I had very high expectations for this book, my first experience with Wolitzer, because I’ve heard nothing but great things about her writing and her novels in general. While I wasn’t disappointed, exactly, the book didn’t wow me like I had hoped it would. HOWEVER. It was pretty good. So I will mostly explain what I thought was good about The Uncoupling.
The best thing about the book, in my opinion, is what a great job Wolitzer does at portraying the ordinary lives of her characters. We get an inside look at several marriages and one parent-child relationship. She does such an incredible job at making the mundane aspects of marriage and family seem fascinating. We never do know what’s going on in our friends and neighbors homes, do we? There is no way to understand another couple’s relationship, is there? In real life, there is rarely an opportunity to see the truth of someone else’s life but in this novel, Wolitzer shows that to the reader over and over again. And so much of what these couples do and say and feel are things that I could relate to, that I’m sure most people would nod their heads along as they recognize parts of themselves or their relationships in these characters. That I think is a gift Wolitzer has and I definitely appreciated that aspect of the novel.

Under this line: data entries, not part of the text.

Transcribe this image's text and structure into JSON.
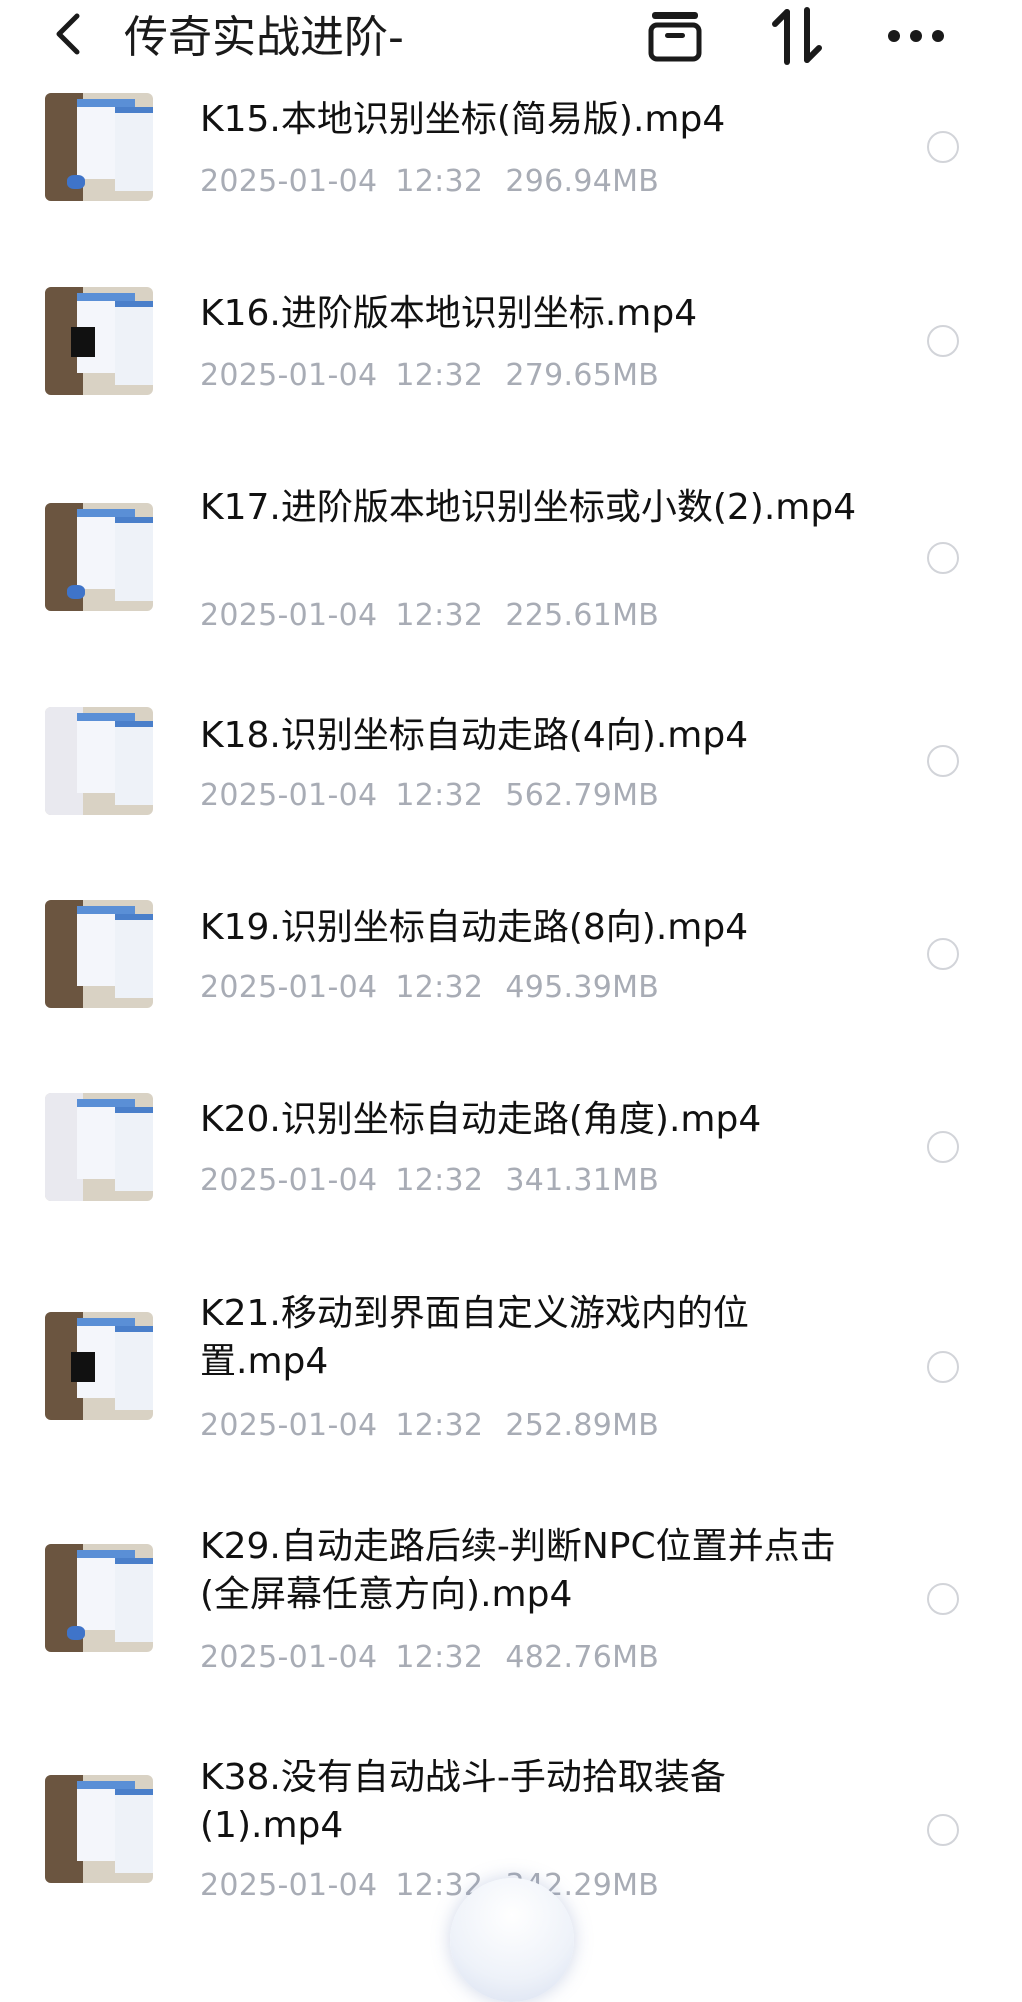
{
  "header": {
    "title": "传奇实战进阶-",
    "back_icon": "chevron-left-icon",
    "archive_icon": "archive-box-icon",
    "sort_icon": "sort-arrows-icon",
    "more_icon": "more-dots-icon"
  },
  "files": [
    {
      "name": "K15.本地识别坐标(简易版).mp4",
      "date": "2025-01-04",
      "time": "12:32",
      "size": "296.94MB"
    },
    {
      "name": "K16.进阶版本地识别坐标.mp4",
      "date": "2025-01-04",
      "time": "12:32",
      "size": "279.65MB"
    },
    {
      "name": "K17.进阶版本地识别坐标或小数(2).mp4",
      "date": "2025-01-04",
      "time": "12:32",
      "size": "225.61MB"
    },
    {
      "name": "K18.识别坐标自动走路(4向).mp4",
      "date": "2025-01-04",
      "time": "12:32",
      "size": "562.79MB"
    },
    {
      "name": "K19.识别坐标自动走路(8向).mp4",
      "date": "2025-01-04",
      "time": "12:32",
      "size": "495.39MB"
    },
    {
      "name": "K20.识别坐标自动走路(角度).mp4",
      "date": "2025-01-04",
      "time": "12:32",
      "size": "341.31MB"
    },
    {
      "name": "K21.移动到界面自定义游戏内的位置.mp4",
      "date": "2025-01-04",
      "time": "12:32",
      "size": "252.89MB"
    },
    {
      "name": "K29.自动走路后续-判断NPC位置并点击(全屏幕任意方向).mp4",
      "date": "2025-01-04",
      "time": "12:32",
      "size": "482.76MB"
    },
    {
      "name": "K38.没有自动战斗-手动拾取装备(1).mp4",
      "date": "2025-01-04",
      "time": "12:32",
      "size": "342.29MB"
    }
  ],
  "colors": {
    "title_text": "#1a1a1a",
    "meta_text": "#a8acb5",
    "radio_border": "#d2d4d9"
  }
}
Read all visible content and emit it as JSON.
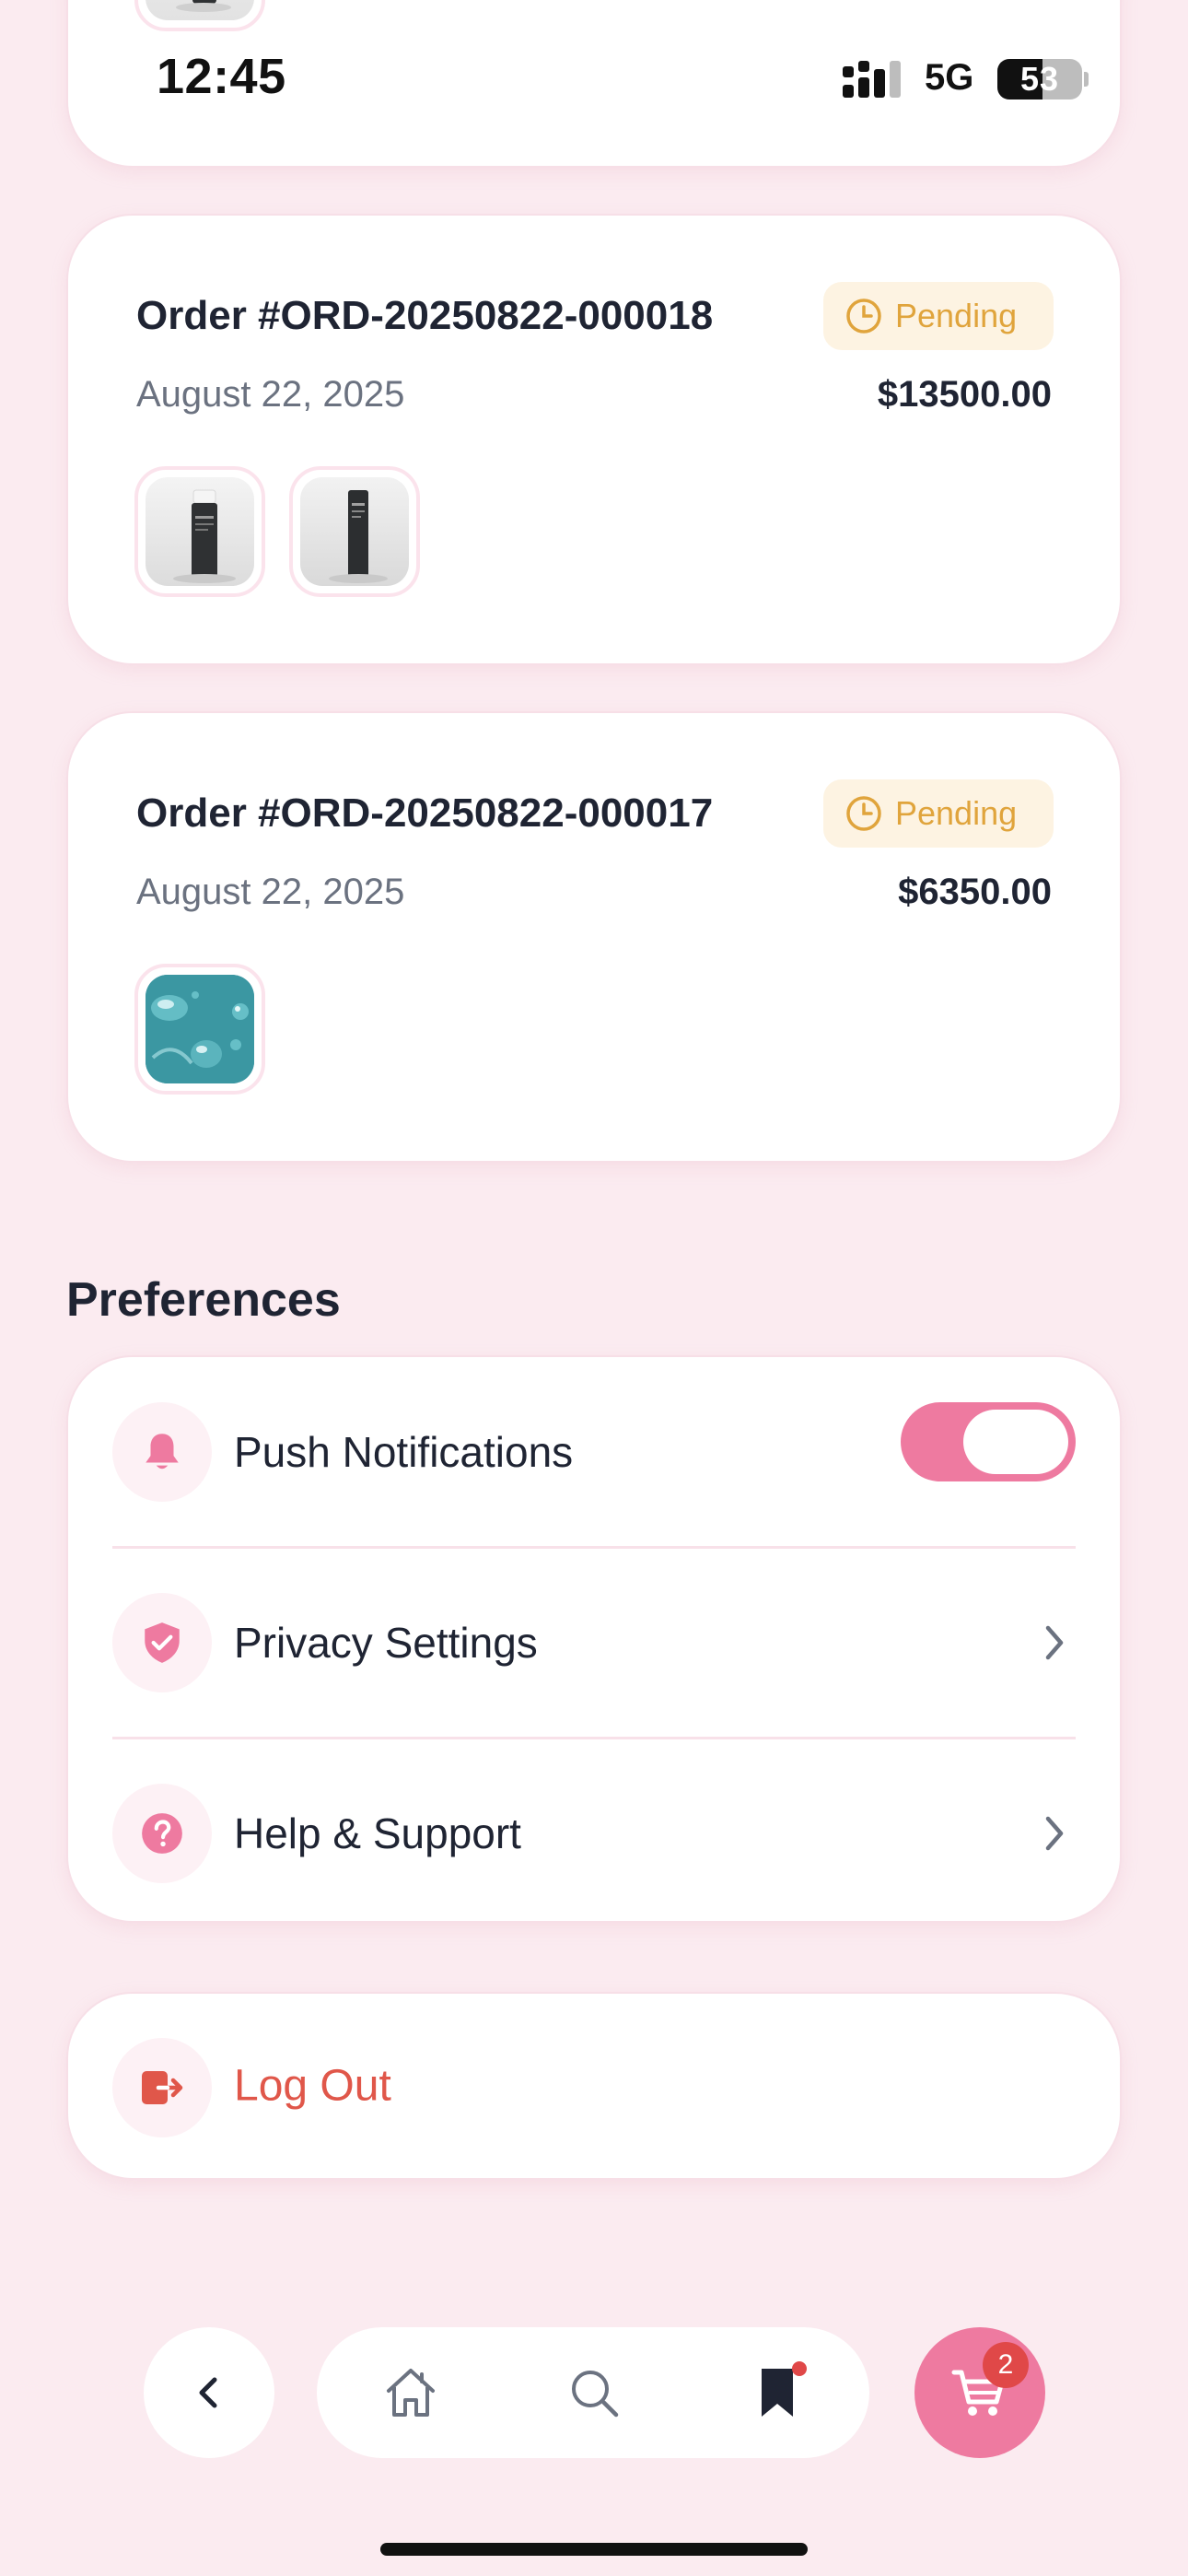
{
  "status_bar": {
    "time": "12:45",
    "network": "5G",
    "battery": "53",
    "battery_level": 0.53
  },
  "orders": [
    {
      "title": "Order #ORD-20250822-000018",
      "status": "Pending",
      "date": "August 22, 2025",
      "total": "$13500.00",
      "thumbnails": [
        "product-bottle",
        "product-bottle"
      ]
    },
    {
      "title": "Order #ORD-20250822-000017",
      "status": "Pending",
      "date": "August 22, 2025",
      "total": "$6350.00",
      "thumbnails": [
        "product-water-drops"
      ]
    }
  ],
  "preferences": {
    "title": "Preferences",
    "items": [
      {
        "label": "Push Notifications",
        "icon": "bell-icon",
        "control": "toggle",
        "on": true
      },
      {
        "label": "Privacy Settings",
        "icon": "shield-check-icon",
        "control": "chevron"
      },
      {
        "label": "Help & Support",
        "icon": "question-circle-icon",
        "control": "chevron"
      }
    ]
  },
  "logout": {
    "label": "Log Out",
    "icon": "logout-icon"
  },
  "bottom_nav": {
    "items": [
      "back-icon",
      "home-icon",
      "search-icon",
      "bookmark-icon",
      "cart-icon"
    ],
    "cart_count": "2"
  },
  "colors": {
    "background": "#fbebf0",
    "accent": "#ee7aa0",
    "pending_text": "#e0a43c",
    "pending_bg": "#fdf3e2",
    "danger": "#e0574a"
  }
}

Also, there are quite a few characters in this novel, especially for a shortish book like this, yet it never feels overwhelming to keep track of everyone. I definitely think that some could have been given more attention as there were a few one-dimensional characters here, but overall I thought Wolitzer did a good job creating a solid cast of well-rounded and interesting characters who all played a unique role in her story.
My least favorite thing about the book was actually the main plot point, which was the no-sex spell that came over the women. I have a hard time, with realistic fiction especially, being okay with not understanding why something happens, and while I get that this is fiction, the fact that this “spell” is never explained bothered me. It made it more difficult to connect to the emotional aspect of what these women and men were going through. At the end it’s sort of revealed that the drama teacher has something to do with it, but exactly what is still very unclear. I also feel that how everyone was miraculously cured of the spell wasn’t explained or handled very well, either.
While I liked The Uncoupling for many reasons, I didn’t love it like I had hoped that I would. I am, however, very intrigued by Wolitzer as an author and will definitely explore more of her work.